2. Consider the case of the web shop customers. The Bahamas government obviously does not hold games of chance to be intrinsically wrong, as it has legitimized casino gaming and raffles. Where then is the justification for excluding Bahamians from playing numbers, if they so choose? Can it be an attempt to deprive them of an aspect of their civil rights? Probably not in intent, but certainly in action.
How sound are the arguments against the decriminalization?
The lobby against gaming tends to claim that formal gaming businesses attract crime, take trade from small businesses and victimize the poor who are likely to make up the greatest percentage of gamers.
Gaming is also blamed for addiction and the breakup of families. Religious conservatives agree with these points and add that gaming violates the biblical standard of stewardship and brings about a decline in the work ethic.
The trouble with the anti-gaming argument lies in assigning blame for complex social issues such as crime, addiction and family dysfunction to a single source – playing numbers. This fallacy is compounded when prohibition of the numbers business is promoted as a solution and, sometimes, the only solution to this range of social ills.
Does banning/prohibition work? An example from history.
The biggest question is: Does prohibition work? History gives many peerless examples to the contrary.

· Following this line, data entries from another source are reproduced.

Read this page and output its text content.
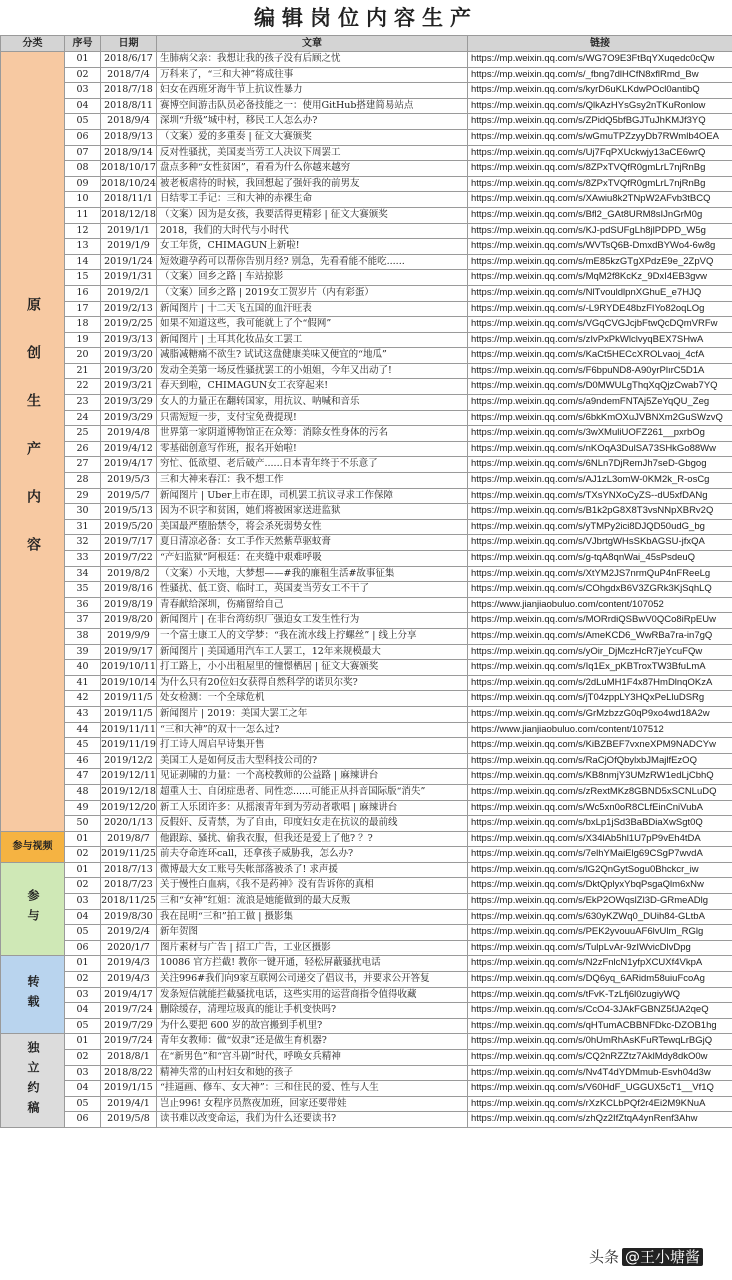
编辑岗位内容生产
分类	序号	日期	文章	链接
原创生产内容	01	2018/6/17	生肺病父亲：我想让我的孩子没有后顾之忧	https://mp.weixin.qq.com/s/WG7O9E3FtBqYXuqedc0cQw
	02	2018/7/4	万科来了，“三和大神”将成往事	https://mp.weixin.qq.com/s/_fbng7dlHCfN8xflRmd_Bw
	03	2018/7/18	妇女在西班牙海牛节上抗议性暴力	https://mp.weixin.qq.com/s/kyrD6uKLKdwPOcl0antibQ
	04	2018/8/11	赛博空间游击队员必备技能之一：使用GitHub搭建简易站点	https://mp.weixin.qq.com/s/QlkAzHYsGsy2nTKuRonlow
	05	2018/9/4	深圳“升级”城中村，移民工人怎么办?	https://mp.weixin.qq.com/s/ZPidQ5bfBGJTuJhKMJf3YQ
	06	2018/9/13	（文案）爱的多重奏 | 征文大赛颁奖	https://mp.weixin.qq.com/s/wGmuTPZzyyDb7RWmlb4OEA
	07	2018/9/14	反对性骚扰，美国麦当劳工人决议下周罢工	https://mp.weixin.qq.com/s/Uj7FqPXUckwjy13aCE6wrQ
	08	2018/10/17	盘点多种“女性贫困”，看看为什么你越来越穷	https://mp.weixin.qq.com/s/8ZPxTVQfR0gmLrL7njRnBg
	09	2018/10/24	被老板虐待的时候，我回想起了强奸我的前男友	https://mp.weixin.qq.com/s/8ZPxTVQfR0gmLrL7njRnBg
	10	2018/11/1	日结零工手记：三和大神的赤裸生命	https://mp.weixin.qq.com/s/XAwiu8k2TNpW2AFvb3tBCQ
	11	2018/12/18	（文案）因为是女孩，我要活得更精彩 | 征文大赛颁奖	https://mp.weixin.qq.com/s/Bfl2_GAt8URM8sIJnGrM0g
	12	2019/1/1	2018，我们的大时代与小时代	https://mp.weixin.qq.com/s/KJ-pdSUFgLh8jlPDPD_W5g
	13	2019/1/9	女工年货，CHIMAGUN上新啦!	https://mp.weixin.qq.com/s/WVTsQ6B-DmxdBYWo4-6w8g
	14	2019/1/24	短效避孕药可以帮你告别月经? 别急，先看看能不能吃......	https://mp.weixin.qq.com/s/mE85kzGTgXPdzE9e_2ZpVQ
	15	2019/1/31	（文案）回乡之路 | 车站掠影	https://mp.weixin.qq.com/s/MqM2f8KcKz_9DxI4EB3gvw
	16	2019/2/1	（文案）回乡之路 | 2019女工贺岁片（内有彩蛋）	https://mp.weixin.qq.com/s/NlTvouldlpnXGhuE_e7HJQ
	17	2019/2/13	新闻图片 | 十二天飞五国的血汗旺表	https://mp.weixin.qq.com/s/-L9RYDE48bzFIYo82oqLOg
	18	2019/2/25	如果不知道这些，我可能就上了个“假网”	https://mp.weixin.qq.com/s/VGqCVGJcjbFtwQcDQmVRFw
	19	2019/3/13	新闻图片 | 土耳其化妆品女工罢工	https://mp.weixin.qq.com/s/zIvPxPkWlclvyqBEX7SHwA
	20	2019/3/20	减脂减糖痛不欲生? 试试这盘健康美味又便宜的“地瓜”	https://mp.weixin.qq.com/s/KaCt5HECcXROLvaoj_4cfA
	21	2019/3/20	发动全美第一场反性骚扰罢工的小姐姐，今年又出动了!	https://mp.weixin.qq.com/s/F6bpuND8-A90yrPlırC5D1A
	22	2019/3/21	春天到啦，CHIMAGUN女工衣穿起来!	https://mp.weixin.qq.com/s/D0MWULgThqXqQjzCwab7YQ
	23	2019/3/29	女人的力量正在翻转国家，用抗议、呐喊和音乐	https://mp.weixin.qq.com/s/a9ndemFNTAj5ZeYqQU_Zeg
	24	2019/3/29	只需短短一步，支付宝免费提现!	https://mp.weixin.qq.com/s/6bkKmOXuJVBNXm2GuSWzvQ
	25	2019/4/8	世界第一家阴道博物馆正在众筹：消除女性身体的污名	https://mp.weixin.qq.com/s/3wXMuliUOFZ261__pxrbOg
	26	2019/4/12	零基础创意写作班，报名开始啦!	https://mp.weixin.qq.com/s/nKOqA3DulSA73SHkGo88Ww
	27	2019/4/17	穷忙、低欲望、老后破产......日本青年终于不乐意了	https://mp.weixin.qq.com/s/6NLn7DjRemJh7seD-Gbgog
	28	2019/5/3	三和大神来春江：我不想工作	https://mp.weixin.qq.com/s/AJ1zL3omW-0KM2k_R-osCg
	29	2019/5/7	新闻图片 | Uber上市在即，司机罢工抗议寻求工作保障	https://mp.weixin.qq.com/s/TXsYNXoCyZS--dU5xfDANg
	30	2019/5/13	因为不识字和贫困，她们将被困家送进监狱	https://mp.weixin.qq.com/s/B1k2pG8X8T3vsNNpXBRv2Q
	31	2019/5/20	美国最严堕胎禁令，将会杀死弱势女性	https://mp.weixin.qq.com/s/yTMPy2ici8DJQD50udG_bg
	32	2019/7/17	夏日清凉必备：女工手作天然紫草驱蚊膏	https://mp.weixin.qq.com/s/VJbrtgWHsSKbAGSU-jfxQA
	33	2019/7/22	“产妇监狱”阿根廷：在夹缝中艰难呼吸	https://mp.weixin.qq.com/s/g-tqA8qnWai_45sPsdeuQ
	34	2019/8/2	（文案）小天地，大梦想——#我的廉租生活#故事征集	https://mp.weixin.qq.com/s/XtYM2JS7nrmQuP4nFReeLg
	35	2019/8/16	性骚扰、低工资、临时工，英国麦当劳女工不干了	https://mp.weixin.qq.com/s/COhgdxB6V3ZGRk3KjSqhLQ
	36	2019/8/19	青春献给深圳，伤痛留给自己	https://www.jianjiaobuluo.com/content/107052
	37	2019/8/20	新闻图片 | 在非台湾纺织厂强迫女工发生性行为	https://mp.weixin.qq.com/s/MORrdiQSBwV0QCo8iRpEUw
	38	2019/9/9	一个富士康工人的文学梦：“我在流水线上拧螺丝” | 线上分享	https://mp.weixin.qq.com/s/AmeKCD6_WwRBa7ra-in7gQ
	39	2019/9/17	新闻图片 | 美国通用汽车工人罢工，12年来规模最大	https://mp.weixin.qq.com/s/yOir_DjMczHcR7jeYcuFQw
	40	2019/10/11	打工路上，小小出租屋里的憧憬栖居 | 征文大赛颁奖	https://mp.weixin.qq.com/s/Iq1Ex_pKBTroxTW3BfuLmA
	41	2019/10/14	为什么只有20位妇女获得自然科学的诺贝尔奖?	https://mp.weixin.qq.com/s/2dLuMH1F4x87HmDlnqOKzA
	42	2019/11/5	处女检测：一个全球危机	https://mp.weixin.qq.com/s/jT04zppLY3HQxPeLluDSRg
	43	2019/11/5	新闻图片 | 2019：美国大罢工之年	https://mp.weixin.qq.com/s/GrMzbzzG0qP9xo4wd18A2w
	44	2019/11/11	“三和大神”的双十一怎么过?	https://www.jianjiaobuluo.com/content/107512
	45	2019/11/19	打工诗人周启早诗集开售	https://mp.weixin.qq.com/s/KiBZBEF7vxneXPM9NADCYw
	46	2019/12/2	美国工人是如何反击大型科技公司的?	https://mp.weixin.qq.com/s/RaCjOfQbylxbJMajlfEzOQ
	47	2019/12/11	见证剥啸的力量：一个高校教师的公益路 | 麻辣讲台	https://mp.weixin.qq.com/s/KB8nmjY3UMzRW1edLjCbhQ
	48	2019/12/18	超重人士、自闭症患者、同性恋......可能正从抖音国际版“消失”	https://mp.weixin.qq.com/s/zRextMKz8GBND5xSCNLuDQ
	49	2019/12/20	新工人乐团许多：从摇滚青年到为劳动者歌唱 | 麻辣讲台	https://mp.weixin.qq.com/s/Wc5xn0oR8CLfEinCniVubA
	50	2020/1/13	反假奸、反青禁，为了自由，印度妇女走在抗议的最前线	https://mp.weixin.qq.com/s/bxLp1jSd3BaBDiaXwSgt0Q
参与视频	01	2019/8/7	他跟踪、骚扰、偷我衣服，但我还是爱上了他? ？?	https://mp.weixin.qq.com/s/X34lAb5hl1U7pP9vEh4tDA
	02	2019/11/25	前夫夺命连环call，还拿孩子威胁我，怎么办?	https://mp.weixin.qq.com/s/7elhYMaiElg69CSgP7wvdA
参与	01	2018/7/13	微博最大女工账号失帐部落被杀了! 求声援	https://mp.weixin.qq.com/s/lG2QnGytSogu0Bhckcr_iw
	02	2018/7/23	关于慢性白血病，《我不是药神》没有告诉你的真相	https://mp.weixin.qq.com/s/DktQplyxYbqPsgaQlm6xNw
	03	2018/11/25	三和“女神”红姐：流浪是她能做到的最大反叛	https://mp.weixin.qq.com/s/EkP2OWqslZl3D-GRmeADlg
	04	2019/8/30	我在昆明“三和”拍工做 | 摄影集	https://mp.weixin.qq.com/s/630yKZWq0_DUih84-GLtbA
	05	2019/2/4	新年贺图	https://mp.weixin.qq.com/s/PEK2yvouuAF6lvUlm_RGlg
	06	2020/1/7	图片素材与广告 | 招工广告，工业区摄影	https://mp.weixin.qq.com/s/TulpLvAr-9zIWvicDlvDpg
转载	01	2019/4/3	10086 官方拦截! 教你一键开通，轻松屏蔽骚扰电话	https://mp.weixin.qq.com/s/N2zFnlcN1yfpXCUXf4VkpA
	02	2019/4/3	关注996#我们向9家互联网公司递交了倡议书，并要求公开答复	https://mp.weixin.qq.com/s/DQ6yq_6ARidm58uiuFcoAg
	03	2019/4/17	发条短信就能拦截骚扰电话，这些实用的运营商指令值得收藏	https://mp.weixin.qq.com/s/tFvK-TzLfj6l0zugiyWQ
	04	2019/7/24	删除缓存，清理垃圾真的能让手机变快吗?	https://mp.weixin.qq.com/s/CcO4-3JAkFGBNZ5fJA2qeQ
	05	2019/7/29	为什么要把 600 岁的故宫搬到手机里?	https://mp.weixin.qq.com/s/qHTumACBBNFDkc-DZOB1hg
独立约稿	01	2019/7/24	青年女教师：做“奴隶”还是做生育机器?	https://mp.weixin.qq.com/s/0hUmRhAsKFuRTewqLrBGjQ
	02	2018/8/1	在“新男色”和“宫斗剧”时代，呼唤女兵精神	https://mp.weixin.qq.com/s/CQ2nRZZtz7AklMdy8dkO0w
	03	2018/8/22	精神失常的山村妇女和她的孩子	https://mp.weixin.qq.com/s/Nv4T4dYDMmub-Esvh04d3w
	04	2019/1/15	“挂逼画、修车、女大神”：三和住民的爱、性与人生	https://mp.weixin.qq.com/s/V60HdF_UGGUX5cT1__Vf1Q
	05	2019/4/1	岂止996! 女程序员熬夜加班，回家还要带娃	https://mp.weixin.qq.com/s/rXzKCLbPQf2r4Ei2M9KNuA
	06	2019/5/8	读书难以改变命运，我们为什么还要读书?	https://mp.weixin.qq.com/s/zhQz2IfZtqA4ynRenf3Ahw
头条 @王小塘酱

The anti-liquor lobby had long held banning alcohol as the solution to the social and economic consequences of the consumption of strong drink.
Their cause in the United States succeeded when in 1919 the U.S. Government passed the Volstead Act, which prohibited the manufacture, transportation and sale of alcoholic beverages. It is said that alcohol consumption did decline to some extent, but the period between the passage of the act and 1933 when the act was repealed, known as “Prohibition”, gave rise to gangs of vicious bootleggers and other criminals, who often enjoyed the complicity of ordinary citizens. Chicago’s notorious Al Capone and his ilk fed a reign of terror such as the United States had not known before.
It is obvious that prohibition can drive issues underground and create problems even greater than those it sought to get rid of.
The trouble with trying to legislate moral choices is that it obscures the deeper issues contributing to social and economic problems, thereby delaying or preventing the identification of causes and the search for more solid and lasting solutions.
Establishing a more workable and sustainable approach
Would it not be better to look into the matter logically, set up rules and regulations and establish a solid framework for compliance and monitoring as regards the operation of web shops?
Democracy in action
Prime Minister Perry Christie and his government appear to be taking the democratic route by allowing the web shop operators a hearing and by proposing to put the matter to the Bahamian people through a referendum.
It is a strategy that has already been criticized by opponents of legitimizing local gaming, but it is certainly to be congratulated as democracy in action.
Bahamians have long signalled their choice in the matter of playing numbers for whatever reason.
If they can be entrusted to vote for governments, would it be right to deprive them of the right to choose their entertainment when it does not impinge on the rights of others?